The two reasons driving Anbaric’s desire to enter the microgrid space are cost and resiliency, Clarke Bruno, senior vice president and general counsel of Anbaric, said during the Renewable Energy Finance Forum in New York City June 25.
In typical U.S. markets, he said, a properly designed microgrid can beat utility prices, making microgrids competitive with the utilities.
“That’s a very, very important development,” Bruno said. “What that means is, in contrast to the development of solar and wind, you have a nascent industry that does not depend on a subsidy; it depends simply on market mechanisms being allowed to work.”
Furthermore, resiliency is something that people are willing to pay for, especially after seeing the effectiveness of microgrids keeping New York University and Princeton University in power during Hurricane Sandy.
“Developers like us, independent owners of hard assets or real estate, can configure microgrids so that they can beat utilities on one of the core things that they deliver on, and that is reliability,” Bruno said. “That, I submit, is also an extraordinary opportunity.
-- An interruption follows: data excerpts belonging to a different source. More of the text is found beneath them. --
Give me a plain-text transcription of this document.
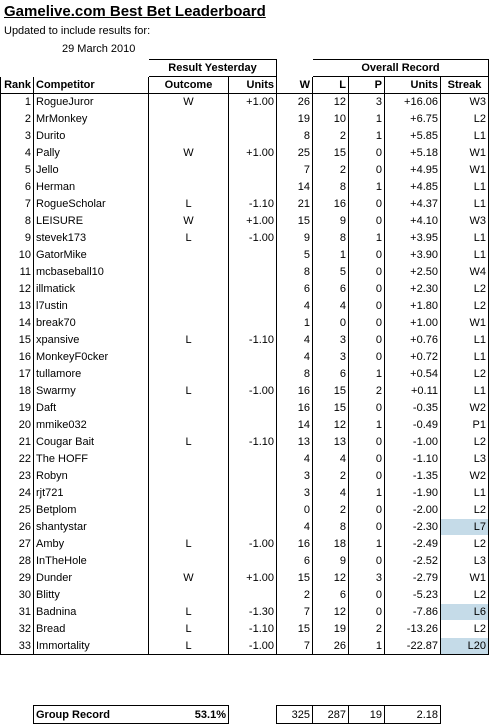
Gamelive.com Best Bet Leaderboard
Updated to include results for:
29 March 2010
		Result Yesterday			Overall Record			
Rank	Competitor	Outcome	Units	W	L	P	Units	Streak
1	RogueJuror	W	+1.00	26	12	3	+16.06	W3
2	MrMonkey			19	10	1	+6.75	L2
3	Durito			8	2	1	+5.85	L1
4	Pally	W	+1.00	25	15	0	+5.18	W1
5	Jello			7	2	0	+4.95	W1
6	Herman			14	8	1	+4.85	L1
7	RogueScholar	L	-1.10	21	16	0	+4.37	L1
8	LEISURE	W	+1.00	15	9	0	+4.10	W3
9	stevek173	L	-1.00	9	8	1	+3.95	L1
10	GatorMike			5	1	0	+3.90	L1
11	mcbaseball10			8	5	0	+2.50	W4
12	illmatick			6	6	0	+2.30	L2
13	l7ustin			4	4	0	+1.80	L2
14	break70			1	0	0	+1.00	W1
15	xpansive	L	-1.10	4	3	0	+0.76	L1
16	MonkeyF0cker			4	3	0	+0.72	L1
17	tullamore			8	6	1	+0.54	L2
18	Swarmy	L	-1.00	16	15	2	+0.11	L1
19	Daft			16	15	0	-0.35	W2
20	mmike032			14	12	1	-0.49	P1
21	Cougar Bait	L	-1.10	13	13	0	-1.00	L2
22	The HOFF			4	4	0	-1.10	L3
23	Robyn			3	2	0	-1.35	W2
24	rjt721			3	4	1	-1.90	L1
25	Betplom			0	2	0	-2.00	L2
26	shantystar			4	8	0	-2.30	L7
27	Amby	L	-1.00	16	18	1	-2.49	L2
28	InTheHole			6	9	0	-2.52	L3
29	Dunder	W	+1.00	15	12	3	-2.79	W1
30	Blitty			2	6	0	-5.23	L2
31	Badnina	L	-1.30	7	12	0	-7.86	L6
32	Bread	L	-1.10	15	19	2	-13.26	L2
33	Immortality	L	-1.00	7	26	1	-22.87	L20
Group Record	53.1%		325	287	19	2.18
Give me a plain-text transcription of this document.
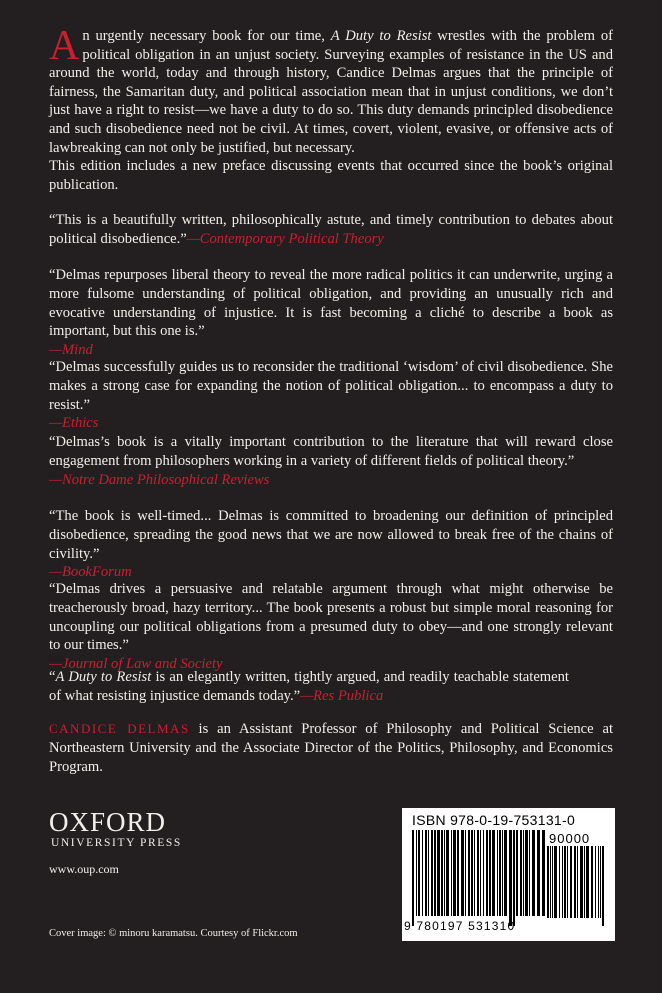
An urgently necessary book for our time, A Duty to Resist wrestles with the problem of political obligation in an unjust society. Surveying examples of resistance in the US and around the world, today and through history, Candice Delmas argues that the principle of fairness, the Samaritan duty, and political association mean that in unjust conditions, we don’t just have a right to resist—we have a duty to do so. This duty demands principled disobedience and such disobedience need not be civil. At times, covert, violent, evasive, or offensive acts of lawbreaking can not only be justified, but necessary.

This edition includes a new preface discussing events that occurred since the book’s original publication.

“This is a beautifully written, philosophically astute, and timely contribution to debates about political disobedience.”—Contemporary Political Theory
“Delmas repurposes liberal theory to reveal the more radical politics it can underwrite, urging a more fulsome understanding of political obligation, and providing an unusually rich and evocative understanding of injustice. It is fast becoming a cliché to describe a book as important, but this one is.”
—Mind
“Delmas successfully guides us to reconsider the traditional ‘wisdom’ of civil disobedience. She makes a strong case for expanding the notion of political obligation... to encompass a duty to resist.”
—Ethics
“Delmas’s book is a vitally important contribution to the literature that will reward close engagement from philosophers working in a variety of different fields of political theory.”
—Notre Dame Philosophical Reviews
“The book is well-timed... Delmas is committed to broadening our definition of principled disobedience, spreading the good news that we are now allowed to break free of the chains of civility.”
—BookForum
“Delmas drives a persuasive and relatable argument through what might otherwise be treacherously broad, hazy territory... The book presents a robust but simple moral reasoning for uncoupling our political obligations from a presumed duty to obey—and one strongly relevant to our times.”
—Journal of Law and Society
“A Duty to Resist is an elegantly written, tightly argued, and readily teachable statement of what resisting injustice demands today.”—Res Publica
CANDICE DELMAS is an Assistant Professor of Philosophy and Political Science at Northeastern University and the Associate Director of the Politics, Philosophy, and Economics Program.
OXFORD
UNIVERSITY PRESS
www.oup.com
Cover image: © minoru karamatsu. Courtesy of Flickr.com
ISBN 978-0-19-753131-0
90000
9 780197 531310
It rests on technology, it does not rest on subsidies.”
Bruno characterized entering the microspace as a risky move, but said that over the next decade or two, a lot of microgrids will be built.
“We like to be first movers,” he said. “We’re aggressive, we take development risk.”
Microgrids also may offer benefits to the macrogrid that are not able to be monetized now, but may be able to be monetized in the future, he said.
The historic link between electricity demand and economic growth is beginning to diminish and may all but disappear, due to increases in energy efficiency and distributed generation, he said. Such a dynamic behooves the utility industry to seek out revenue streams elsewhere.
“[T]his is the perfect place to get revenues [for utilities], and also perfect place for people like us to get revenues,” he said.
He noted three key barriers currently in place to wide deployment of microgrids: the difficulty for a non-utility to enter electricity markets, the misperception of the level of risk and the perceived threat to incumbent businesses and the regulators with whom they have close relationships.
The first two barriers, however, lay the groundwork for a company like Anbaric to enter the space, Bruno said.
“Those two problems are exactly what allows developers like us to come in, to create a new financial model, to own and operate for the long-term,” he said.
Because it can take up to four years to develop a microgrid, some would ask whether the up-front capital required is commensurate with the payoff.
“We think it is. We think this space is going to grow,” he said.
With that growth is the opportunity for what he described as a “regulatory entrepreneur” to shift regulation, one of the biggest hurdles for participants outside of the utility industry, “to create a level playing field with utilities, to give that incentive to develop these kinds of projects.”